Zing Forum

Reading

MultimodalHugs Pipelines: An Experiment Management Framework for Sign Language Processing Research

The NLP team at the University of Zurich open-sourced an experiment management codebase for multimodal sign language processing, supporting model training, hyperparameter search, and reproducibility verification based on MultimodalHugs.

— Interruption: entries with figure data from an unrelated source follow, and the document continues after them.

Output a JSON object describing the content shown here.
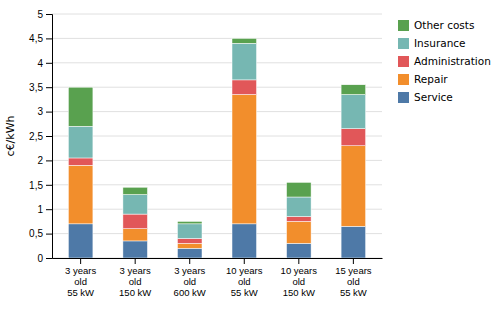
{
  "chart_data": {
    "type": "bar",
    "stacked": true,
    "grid": true,
    "legend": "right",
    "ylabel": "c€/kWh",
    "categories": [
      "3 years\nold\n55 kW",
      "3 years\nold\n150 kW",
      "3 years\nold\n600 kW",
      "10 years\nold\n55 kW",
      "10 years\nold\n150 kW",
      "15 years\nold\n55 kW"
    ],
    "series": [
      {
        "name": "Service",
        "values": [
          0.7,
          0.35,
          0.2,
          0.7,
          0.3,
          0.65
        ]
      },
      {
        "name": "Repair",
        "values": [
          1.2,
          0.25,
          0.1,
          2.65,
          0.45,
          1.65
        ]
      },
      {
        "name": "Administration",
        "values": [
          0.15,
          0.3,
          0.1,
          0.3,
          0.1,
          0.35
        ]
      },
      {
        "name": "Insurance",
        "values": [
          0.65,
          0.4,
          0.3,
          0.75,
          0.4,
          0.7
        ]
      },
      {
        "name": "Other costs",
        "values": [
          0.8,
          0.15,
          0.05,
          0.1,
          0.3,
          0.2
        ]
      }
    ],
    "ylim": [
      0,
      5
    ],
    "yticks": [
      0,
      {
        "value": 0.5,
        "label": "0,5"
      },
      1,
      {
        "value": 1.5,
        "label": "1,5"
      },
      2,
      {
        "value": 2.5,
        "label": "2,5"
      },
      3,
      {
        "value": 3.5,
        "label": "3,5"
      },
      4,
      {
        "value": 4.5,
        "label": "4,5"
      },
      5
    ]
  }
}
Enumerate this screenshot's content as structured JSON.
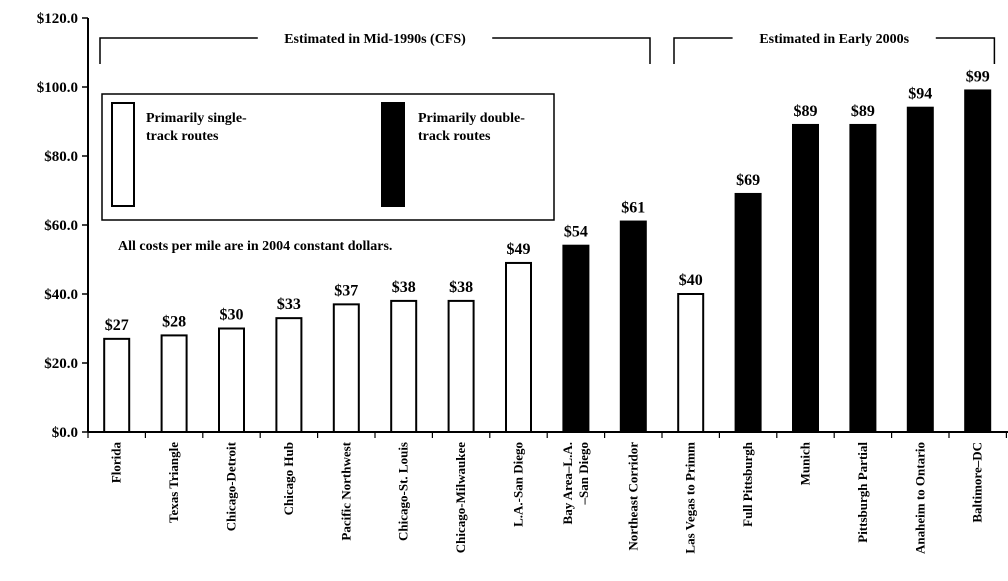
{
  "chart_data": {
    "type": "bar",
    "title": "",
    "xlabel": "",
    "ylabel": "",
    "ylim": [
      0,
      120
    ],
    "yticks": [
      0,
      20,
      40,
      60,
      80,
      100,
      120
    ],
    "ytick_labels": [
      "$0.0",
      "$20.0",
      "$40.0",
      "$60.0",
      "$80.0",
      "$100.0",
      "$120.0"
    ],
    "grid": false,
    "legend_position": "top-left",
    "categories": [
      [
        "Florida"
      ],
      [
        "Texas Triangle"
      ],
      [
        "Chicago-Detroit"
      ],
      [
        "Chicago Hub"
      ],
      [
        "Pacific Northwest"
      ],
      [
        "Chicago-St. Louis"
      ],
      [
        "Chicago-Milwaukee"
      ],
      [
        "L.A.-San Diego"
      ],
      [
        "Bay Area–L.A.",
        "–San Diego"
      ],
      [
        "Northeast Corridor"
      ],
      [
        "Las Vegas to Primm"
      ],
      [
        "Full Pittsburgh"
      ],
      [
        "Munich"
      ],
      [
        "Pittsburgh  Partial"
      ],
      [
        "Anaheim to Ontario"
      ],
      [
        "Baltimore–DC"
      ]
    ],
    "values": [
      27,
      28,
      30,
      33,
      37,
      38,
      38,
      49,
      54,
      61,
      40,
      69,
      89,
      89,
      94,
      99
    ],
    "value_labels": [
      "$27",
      "$28",
      "$30",
      "$33",
      "$37",
      "$38",
      "$38",
      "$49",
      "$54",
      "$61",
      "$40",
      "$69",
      "$89",
      "$89",
      "$94",
      "$99"
    ],
    "bar_types": [
      "single",
      "single",
      "single",
      "single",
      "single",
      "single",
      "single",
      "single",
      "double",
      "double",
      "single",
      "double",
      "double",
      "double",
      "double",
      "double"
    ],
    "legend": [
      {
        "key": "single",
        "lines": [
          "Primarily single-",
          "track routes"
        ],
        "fill": "#ffffff"
      },
      {
        "key": "double",
        "lines": [
          "Primarily double-",
          "track routes"
        ],
        "fill": "#000000"
      }
    ],
    "groups": [
      {
        "label": "Estimated in Mid-1990s (CFS)",
        "from": 0,
        "to": 9
      },
      {
        "label": "Estimated in Early 2000s",
        "from": 10,
        "to": 15
      }
    ],
    "annotations": [
      "All costs per mile are in 2004 constant dollars."
    ],
    "colors": {
      "single": "#ffffff",
      "double": "#000000",
      "outline": "#000000"
    }
  }
}
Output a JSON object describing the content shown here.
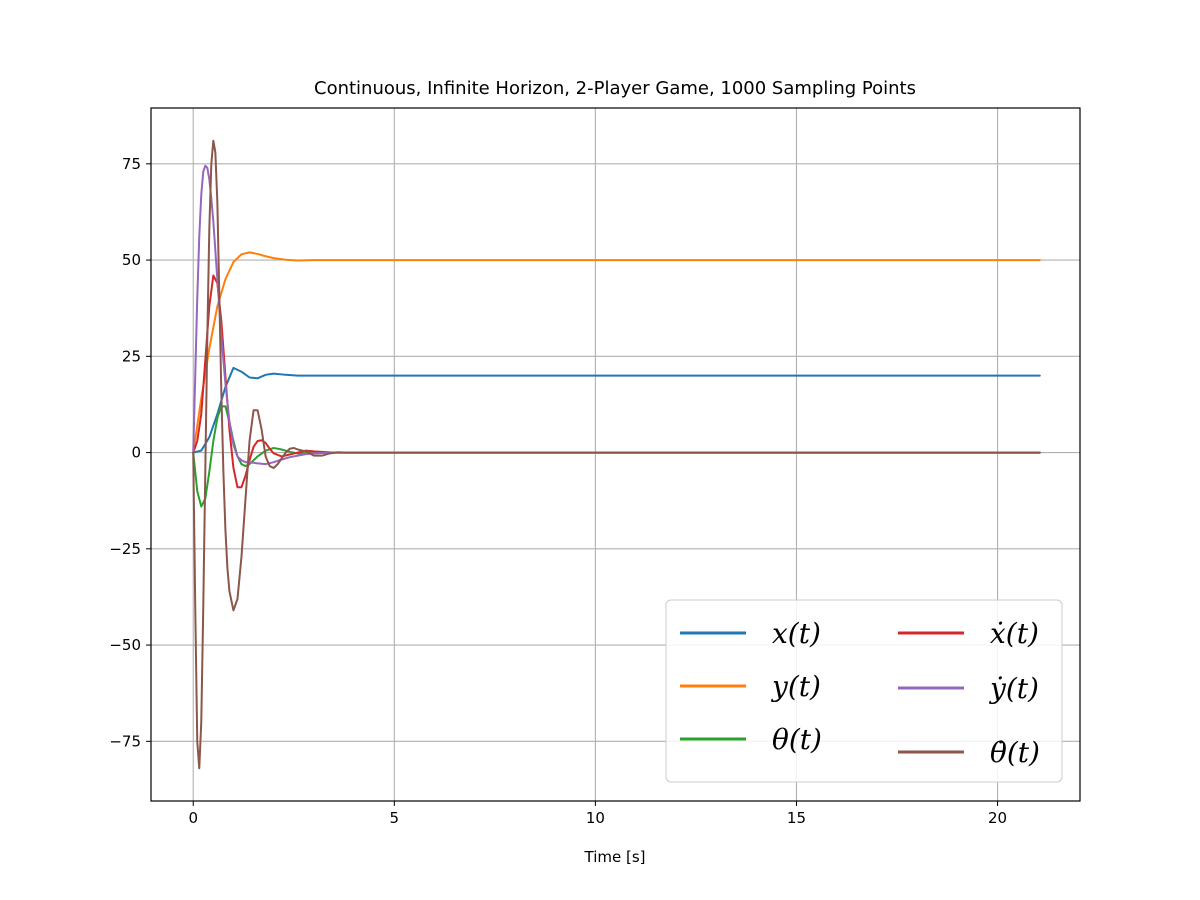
{
  "chart_data": {
    "type": "line",
    "title": "Continuous, Infinite Horizon, 2-Player Game, 1000 Sampling Points",
    "xlabel": "Time [s]",
    "ylabel": "",
    "xlim": [
      -1.05,
      22.05
    ],
    "ylim": [
      -90.5,
      89.5
    ],
    "xticks": [
      0,
      5,
      10,
      15,
      20
    ],
    "xtick_labels": [
      "0",
      "5",
      "10",
      "15",
      "20"
    ],
    "yticks": [
      -75,
      -50,
      -25,
      0,
      25,
      50,
      75
    ],
    "ytick_labels": [
      "−75",
      "−50",
      "−25",
      "0",
      "25",
      "50",
      "75"
    ],
    "grid": true,
    "legend": {
      "position": "bottom-right",
      "columns": 2
    },
    "series": [
      {
        "name": "x(t)",
        "color": "#1f77b4",
        "x": [
          0,
          0.2,
          0.4,
          0.6,
          0.8,
          1.0,
          1.2,
          1.4,
          1.6,
          1.8,
          2.0,
          2.3,
          2.6,
          3.0,
          3.5,
          4.0,
          21.05
        ],
        "y": [
          0,
          0.5,
          4,
          10,
          17,
          22,
          21,
          19.5,
          19.3,
          20.2,
          20.5,
          20.2,
          20,
          20,
          20,
          20,
          20
        ]
      },
      {
        "name": "y(t)",
        "color": "#ff7f0e",
        "x": [
          0,
          0.2,
          0.4,
          0.6,
          0.8,
          1.0,
          1.2,
          1.4,
          1.6,
          1.8,
          2.0,
          2.3,
          2.6,
          3.0,
          3.5,
          4.0,
          21.05
        ],
        "y": [
          0,
          14,
          27,
          38,
          45,
          49.5,
          51.5,
          52,
          51.6,
          51,
          50.5,
          50.1,
          49.9,
          50,
          50,
          50,
          50
        ]
      },
      {
        "name": "θ(t)",
        "color": "#2ca02c",
        "x": [
          0,
          0.1,
          0.2,
          0.3,
          0.4,
          0.5,
          0.6,
          0.7,
          0.8,
          0.9,
          1.0,
          1.1,
          1.2,
          1.3,
          1.4,
          1.6,
          1.8,
          2.0,
          2.2,
          2.4,
          2.6,
          2.8,
          3.0,
          3.5,
          4.0,
          21.05
        ],
        "y": [
          0,
          -10,
          -14,
          -12,
          -5,
          3,
          9,
          12,
          12,
          8,
          3,
          -1,
          -3,
          -3.5,
          -3,
          -1,
          0.5,
          1.2,
          0.8,
          0.2,
          -0.2,
          -0.2,
          0,
          0,
          0,
          0
        ]
      },
      {
        "name": "ẋ(t)",
        "color": "#d62728",
        "x": [
          0,
          0.1,
          0.2,
          0.3,
          0.4,
          0.5,
          0.6,
          0.7,
          0.8,
          0.9,
          1.0,
          1.1,
          1.2,
          1.3,
          1.4,
          1.5,
          1.6,
          1.7,
          1.8,
          1.9,
          2.0,
          2.2,
          2.4,
          2.6,
          2.8,
          3.0,
          3.5,
          4.0,
          21.05
        ],
        "y": [
          0,
          3,
          10,
          24,
          38,
          46,
          44,
          34,
          20,
          6,
          -4,
          -9,
          -9,
          -6,
          -2,
          1.5,
          3,
          3.2,
          2.5,
          1,
          -0.2,
          -1,
          -0.5,
          0,
          0.5,
          0.3,
          0,
          0,
          0
        ]
      },
      {
        "name": "ẏ(t)",
        "color": "#9467bd",
        "x": [
          0,
          0.05,
          0.1,
          0.15,
          0.2,
          0.25,
          0.3,
          0.35,
          0.4,
          0.45,
          0.5,
          0.6,
          0.7,
          0.8,
          0.9,
          1.0,
          1.1,
          1.2,
          1.3,
          1.4,
          1.6,
          1.8,
          2.0,
          2.2,
          2.4,
          2.6,
          2.8,
          3.0,
          3.5,
          4.0,
          21.05
        ],
        "y": [
          0,
          20,
          40,
          56,
          67,
          73,
          74.5,
          74,
          71,
          66,
          60,
          45,
          30,
          18,
          8,
          2,
          -1,
          -2,
          -2.5,
          -2.5,
          -2.8,
          -3,
          -2.5,
          -1.8,
          -1.2,
          -0.8,
          -0.4,
          -0.2,
          0,
          0,
          0
        ]
      },
      {
        "name": "θ̇(t)",
        "color": "#8c564b",
        "x": [
          0,
          0.05,
          0.1,
          0.15,
          0.2,
          0.25,
          0.3,
          0.35,
          0.4,
          0.45,
          0.5,
          0.55,
          0.6,
          0.65,
          0.7,
          0.75,
          0.8,
          0.85,
          0.9,
          1.0,
          1.1,
          1.2,
          1.3,
          1.4,
          1.5,
          1.6,
          1.7,
          1.8,
          1.9,
          2.0,
          2.1,
          2.2,
          2.3,
          2.4,
          2.5,
          2.6,
          2.8,
          3.0,
          3.2,
          3.4,
          3.6,
          3.8,
          4.0,
          21.05
        ],
        "y": [
          0,
          -40,
          -75,
          -82,
          -70,
          -40,
          -5,
          30,
          58,
          75,
          81,
          78,
          65,
          40,
          15,
          -5,
          -20,
          -30,
          -36,
          -41,
          -38,
          -27,
          -12,
          3,
          11,
          11,
          6,
          -1,
          -3.5,
          -4,
          -3,
          -1.5,
          0,
          1,
          1.2,
          0.8,
          0.3,
          -0.8,
          -0.8,
          -0.2,
          0.1,
          0,
          0,
          0
        ]
      }
    ]
  }
}
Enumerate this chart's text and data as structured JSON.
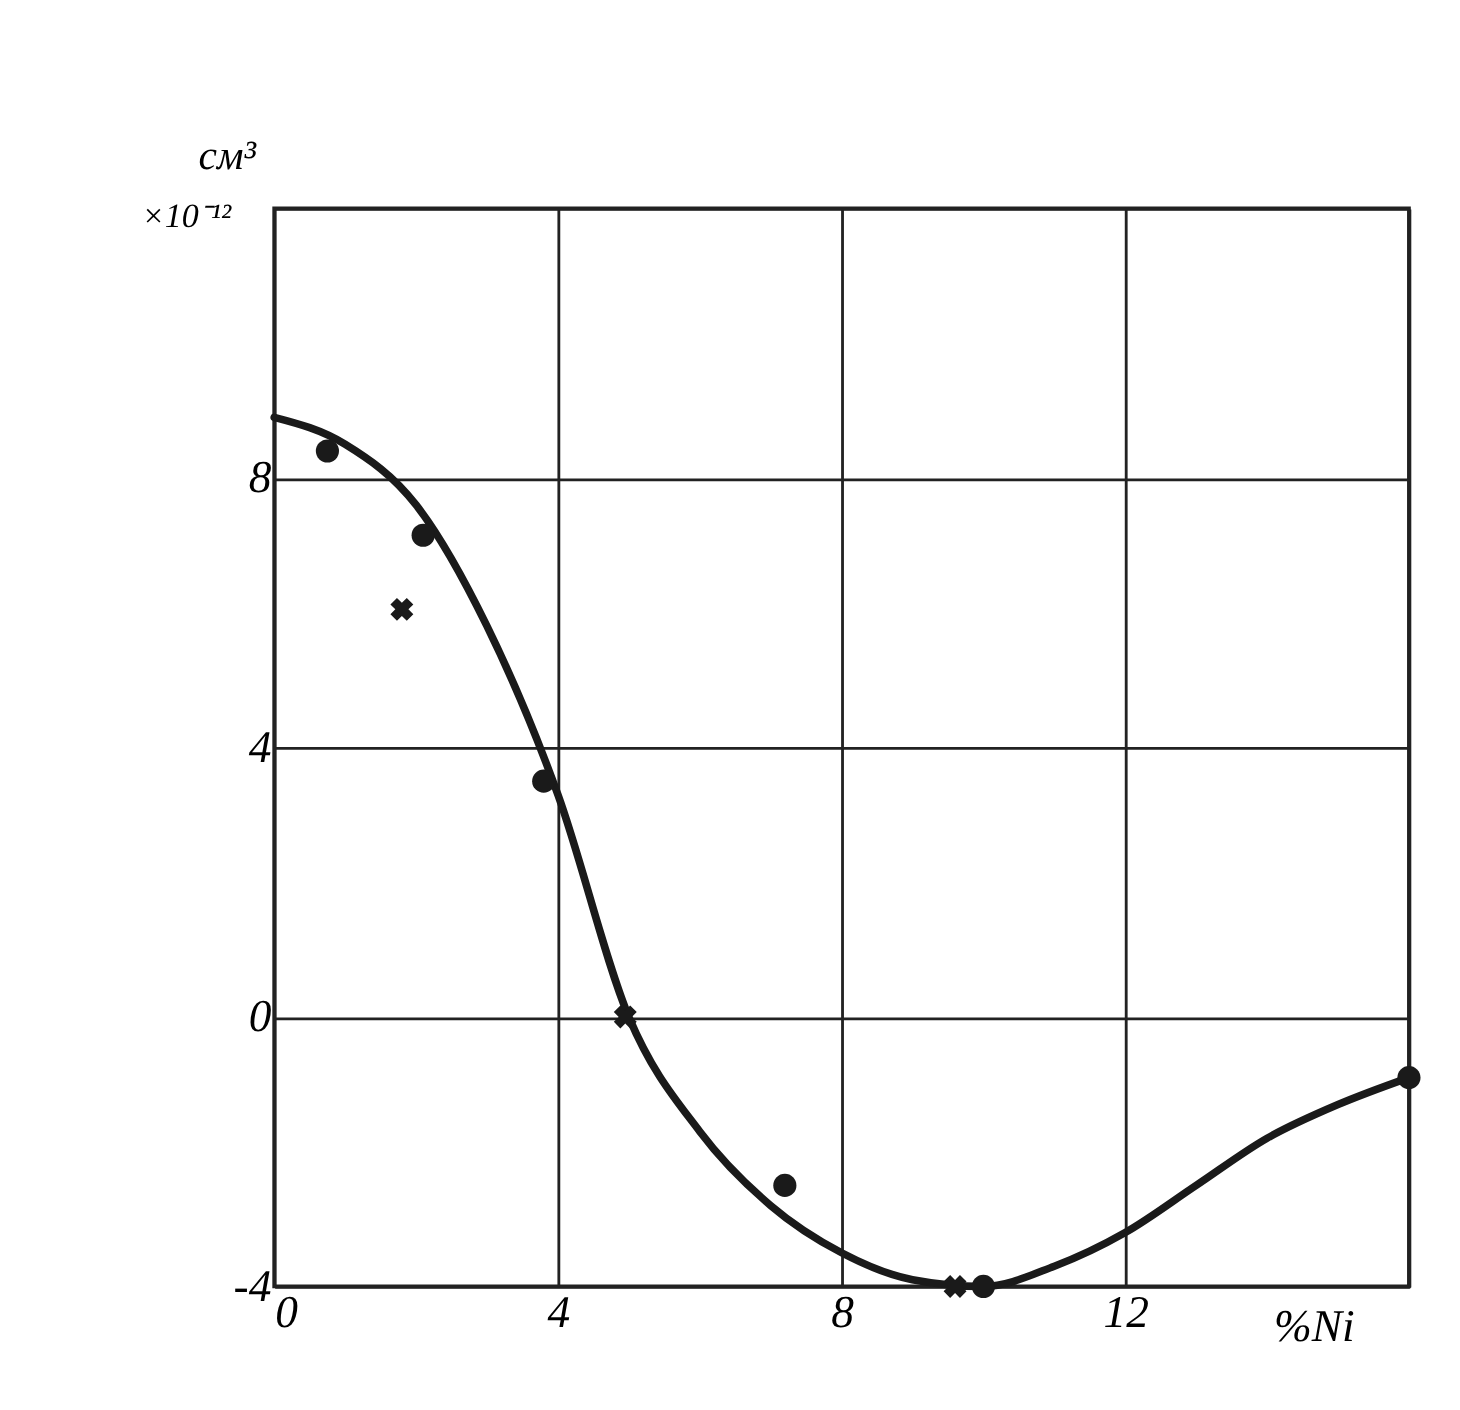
{
  "chart_data": {
    "type": "line",
    "xlabel": "%Ni",
    "ylabel": "см³",
    "annotations": [
      "×10⁻¹²"
    ],
    "xlim": [
      0,
      16
    ],
    "xticks": [
      0,
      4,
      8,
      12,
      {
        "value": 16,
        "label": null
      }
    ],
    "ylim": [
      -4,
      12
    ],
    "yticks": [
      -4,
      0,
      4,
      8,
      {
        "value": 12,
        "label": null
      }
    ],
    "grid": true,
    "series": [
      {
        "color": "#1a1a1a",
        "marker": "none",
        "line_style": "solid",
        "x": [
          0,
          1,
          2,
          3,
          4,
          5,
          6,
          7,
          8,
          9,
          10,
          11,
          12,
          13,
          14,
          15,
          16
        ],
        "values": [
          8.9,
          8.5,
          7.6,
          5.8,
          3.3,
          0,
          -1.7,
          -2.8,
          -3.5,
          -3.9,
          -4.0,
          -3.7,
          -3.2,
          -2.5,
          -1.8,
          -1.3,
          -0.9
        ]
      },
      {
        "type": "scatter",
        "color": "#1a1a1a",
        "marker": "circle",
        "x": [
          0.75,
          2.1,
          3.8,
          7.2,
          10.0,
          16
        ],
        "values": [
          8.4,
          7.15,
          3.5,
          -2.5,
          -4.0,
          -0.9
        ]
      },
      {
        "type": "scatter",
        "color": "#1a1a1a",
        "marker": "cross",
        "x": [
          1.8,
          4.95,
          9.6
        ],
        "values": [
          6.05,
          0,
          -4.0
        ]
      }
    ]
  }
}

手语处理多模态学习MultimodalHugs实验管理可复现性PHOENIX数据集NLP研究
Published 2026-04-20 19:44Recent activity 2026-04-20 19:55Estimated read 6 min
MultimodalHugs Pipelines: An Experiment Management Framework for Sign Language Processing Research
1

Section 01

[Introduction] MultimodalHugs Pipelines: An Experiment Management Framework for Sign Language Processing Research

The NLP team at the University of Zurich has open-sourced the MultimodalHugs Pipelines experiment management framework, built on the MultimodalHugs extension framework. It supports training of sign language processing models, hyperparameter search, and reproducibility verification. It provides standardized benchmark tests for mainstream sign language datasets like PHOENIX, aiming to address infrastructure pain points in sign language processing research, lower the barrier to entry, and promote result comparability.

2

Section 02

1. Research Background of Multimodal Sign Language Processing

Sign language, as the primary communication method for the deaf community, has multimodal features such as hand movements, facial expressions, and body postures, making automatic recognition and translation challenging. In recent years, deep learning has advanced sign language processing, but mainstream frameworks have limited support for sign language multimodal data (videos, skeletal key points, gloss annotations). Hugging Face Transformers does not natively support vision-language multimodal data, forcing researchers to repeatedly implement infrastructure code, which increases the barrier to research.

3

Section 03

2. MultimodalHugs Framework and the Value of the Pipelines Project

MultimodalHugs (MMH) is an extension framework for Hugging Face developed by the sign language processing community, providing unified multimodal data representation, model extensions tailored to sign language characteristics, and Trainer integration. The University of Zurich's multimodalhugs-pipelines project is a collection of upper-layer experiment management code, with core values including: 1) Ensuring experiment reproducibility through scripted workflows and versioned configurations; 2) Supporting automated hyperparameter search on SLURM clusters; 3) Built-in support for datasets like PHOENIX, enabling standardized benchmark tests.

4

Section 04

3. Technical Architecture and Workflow of the Pipelines Project

The project uses a modular architecture, with workflows divided into: 1) Environment management: Automated virtual environment creation and dependency installation to ensure consistency; 2) Data pipeline: Automatic download of the PHOENIX dataset, with preprocessing steps like video decoding, frame sampling, and key point extraction; 3) Training management: Integration with SLURM, supporting distributed training and dry-run mode for configuration verification; 4) Evaluation: Providing repeatability test scripts to quantify the impact of randomness.

5

Section 05

4. Reproducibility Research and Benchmark Test Results

Reproducibility research identified sources of non-determinism: Differences remain in single-process data loaders, FP16/FP32 precision affects training dynamics, and there are minor differences in weight initialization. Benchmark test results: The base model on the PHOENIX dataset achieved a BLEU score of 10.691; Hyperparameter search ran 50 configurations (each taking about 2 hours); Three repeated runs yielded BLEU scores of 10.199, 10.217, and 10.472—results are stable but have fluctuations.

6

Section 06

5. Community Significance and Future Development Directions

Significance to the community: Lowering the research barrier (focus on innovation rather than infrastructure), promoting result comparability, supporting open-source collaboration, and providing educational cases. Future directions: Building larger-scale sign language datasets, exploring self-supervised pre-training strategies, developing real-time applications, and researching cross-sign-language transfer learning.